EU/packet represents the size of a pulse of energy. An energy storage will emit at most one pulse per tick, so batboxes emit 32 EU/tick, however transformers accept 1 packet/tick, so a fully powered LV transformer can provide up to 4 packets per tick, potentially providing 128 EU/tick at LV. The important point is that EU/tick is important to determine how much power to make available and how (e.g. how many parallel storage devices, potentially using higher power tiers and then transforming or upgrading) whereas EU/packet tells you if your setup will explode.

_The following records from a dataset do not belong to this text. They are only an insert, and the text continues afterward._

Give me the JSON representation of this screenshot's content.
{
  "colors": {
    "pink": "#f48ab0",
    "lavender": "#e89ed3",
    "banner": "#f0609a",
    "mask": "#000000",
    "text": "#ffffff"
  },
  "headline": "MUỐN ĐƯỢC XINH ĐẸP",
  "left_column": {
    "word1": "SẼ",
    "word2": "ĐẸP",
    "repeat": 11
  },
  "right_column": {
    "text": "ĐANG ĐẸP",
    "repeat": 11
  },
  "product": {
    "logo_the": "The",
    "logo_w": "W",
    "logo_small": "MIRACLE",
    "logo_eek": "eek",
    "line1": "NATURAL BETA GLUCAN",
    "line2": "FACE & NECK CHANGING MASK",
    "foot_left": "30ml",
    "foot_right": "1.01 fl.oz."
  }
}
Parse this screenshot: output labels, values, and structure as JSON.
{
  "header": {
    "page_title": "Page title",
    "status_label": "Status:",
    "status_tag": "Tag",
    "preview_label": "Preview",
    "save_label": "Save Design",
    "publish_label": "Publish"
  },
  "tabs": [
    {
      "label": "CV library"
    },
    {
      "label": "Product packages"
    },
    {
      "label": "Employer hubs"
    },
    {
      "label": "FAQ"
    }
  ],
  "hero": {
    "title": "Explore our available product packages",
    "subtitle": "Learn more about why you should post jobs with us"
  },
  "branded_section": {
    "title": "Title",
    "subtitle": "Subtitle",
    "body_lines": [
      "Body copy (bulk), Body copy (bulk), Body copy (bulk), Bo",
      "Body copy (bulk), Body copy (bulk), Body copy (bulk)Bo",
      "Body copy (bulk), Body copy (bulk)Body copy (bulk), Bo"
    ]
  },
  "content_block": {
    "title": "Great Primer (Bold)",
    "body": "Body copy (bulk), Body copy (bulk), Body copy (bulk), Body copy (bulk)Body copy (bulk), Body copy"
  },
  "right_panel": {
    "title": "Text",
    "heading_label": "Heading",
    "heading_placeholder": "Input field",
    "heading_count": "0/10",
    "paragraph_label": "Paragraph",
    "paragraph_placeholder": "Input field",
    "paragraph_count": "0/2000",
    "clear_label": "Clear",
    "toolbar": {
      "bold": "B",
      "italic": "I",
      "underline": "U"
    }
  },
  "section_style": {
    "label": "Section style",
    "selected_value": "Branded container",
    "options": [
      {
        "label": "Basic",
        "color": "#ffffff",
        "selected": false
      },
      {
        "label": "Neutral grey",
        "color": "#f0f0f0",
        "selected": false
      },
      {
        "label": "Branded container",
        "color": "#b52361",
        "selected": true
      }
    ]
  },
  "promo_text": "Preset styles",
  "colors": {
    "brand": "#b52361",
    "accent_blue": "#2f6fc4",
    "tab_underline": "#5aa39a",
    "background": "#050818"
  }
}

IC2 energy storage blocks (including your MFE) have a face with a dot on them (I don't know about your texture pack, but there should be 1 face with some sort of mark) that will emit power at the tier of the storage into an attached wire, while all other sides will receive power from other sources. Note that you should never have any link between the output (dot) face of the energy storage and the input faces as the energy storage will repeatedly send power to itself and bog down your computer/server.
On any IC2 transformer the 3 dot face is the higher voltage, and the name is the target voltage. For instance, the LV transformer puts out LV (32 EU/packet, the output of a batbox) from the 5 single dot faces when powered with MV (128 EU/packet, the output from your MFE). Transformers reverse when redstone is applied, accepting their lower voltage (LV for the LV transformer) into any of the 5 single dot faces and output MV from the 3 dot face. Right clicking one of the single dot faces of a transformer will rotate it so the 3 dot face will end up on the face you right clicked, while sneak right clicking (hold shift to sneak by default) will rotate the 3 dot face to the opposite side of the transformer to the face that you clicked.
You can power low tier machines from MV in one of 2 ways: either inserting transformer upgrades (1 per tier difference, eg to get to 512EU/packet on a 32EU/packet machine you will need 2 upgrades) into 1 of the 4 slots on the right side of the interface (the 4 off to the side that don't really seem to do anything), or by using a transformer as above. Note that if you go the upgrade route the last thing to do is connect your MFE to the rest of the wiring, as the machines must have the upgrade inserted before connection to MV. Also note that you must use a sufficient cable to convey higher tiers of IC2 power, which means gold cable or better between your MFE and transformer (or all the way if using upgrades). Note that higher tier machines (e.g. the induction furnace) will accept lower tiers of power, but you may require parallel sources to keep up with supply if you're burning a lot of power.
I hope that's not too difficult to follow, it might be a bit jumbled.